The pools — Foundry, AntPool, F2Pool, SpiderPool, and MARA Pool among them — together account for approximately 75% of Bitcoin's total hashrate, the measure of computational power dedicated to securing the network. Their participation in the Stratum V2 working group marks one of the most significant collective endorsements the protocol has received since its development began.
What Is Stratum V2?
Stratum V2 is an updated mining communication protocol that, among other improvements over its predecessor, introduces a feature called Job Negotiation. This allows individual miners — rather than pool operators — to select which transactions they include when constructing a candidate block. Under the current dominant system, Stratum V1, pool operators make those decisions centrally on behalf of all miners contributing hashrate to their pool.
Proponents argue the change has meaningful implications for Bitcoin's censorship resistance. If pool operators control transaction selection, they can, in theory, exclude certain transactions — whether due to regulatory pressure, commercial incentives, or other motivations. Returning that control to individual miners distributes decision-making power more broadly across the network.
Industry Significance
The involvement of pools commanding 75% of global hashrate is notable because protocol adoption in Bitcoin mining has historically been slow and fragmented. Mining pools operate as businesses with their own infrastructure and incentives, and coordinating across competitors on a shared technical standard is uncommon.

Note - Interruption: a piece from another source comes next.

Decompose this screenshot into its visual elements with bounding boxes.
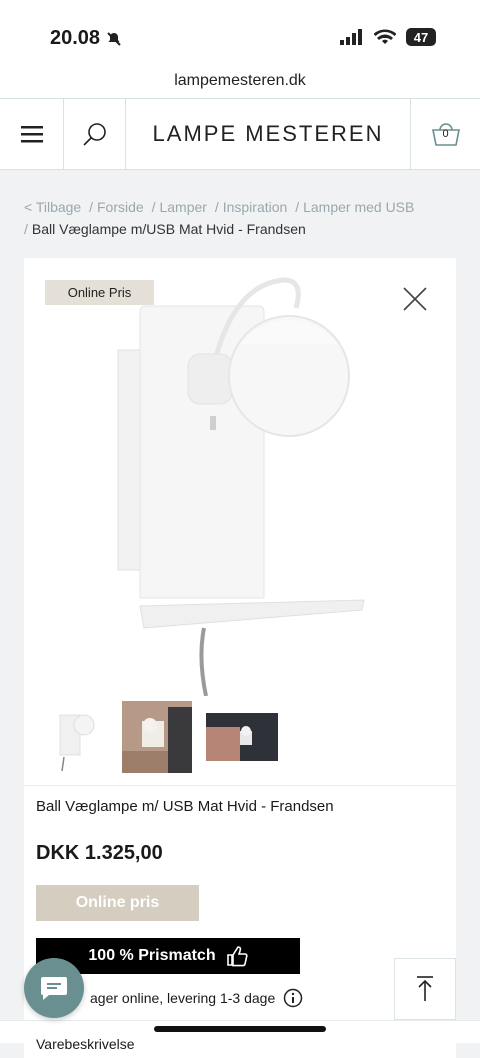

The Stratum V2 working group, which includes developers, pool operators, and mining hardware manufacturers, aims to produce a common implementation that pools can adopt without each building bespoke solutions. The participation of dominant players like AntPool — operated by Bitmain, one of the largest mining hardware manufacturers — and Foundry, which has consistently ranked among the top pools by hashrate, lends the effort considerable institutional weight.
Caveats and Open Questions
Joining a working group is not the same as deploying the protocol. It remains to be seen how quickly — or whether — these pools will fully implement Stratum V2's Job Negotiation feature, which is the component most relevant to decentralising block construction. Some pools may adopt only parts of the protocol, such as its improved security and efficiency features, while retaining centralised transaction selection.
Critics of the current mining landscape have long pointed to pool concentration as a structural vulnerability for Bitcoin. While Stratum V2 offers a technical path toward greater decentralisation, its real-world impact will depend on how miners and pools choose to configure and deploy it.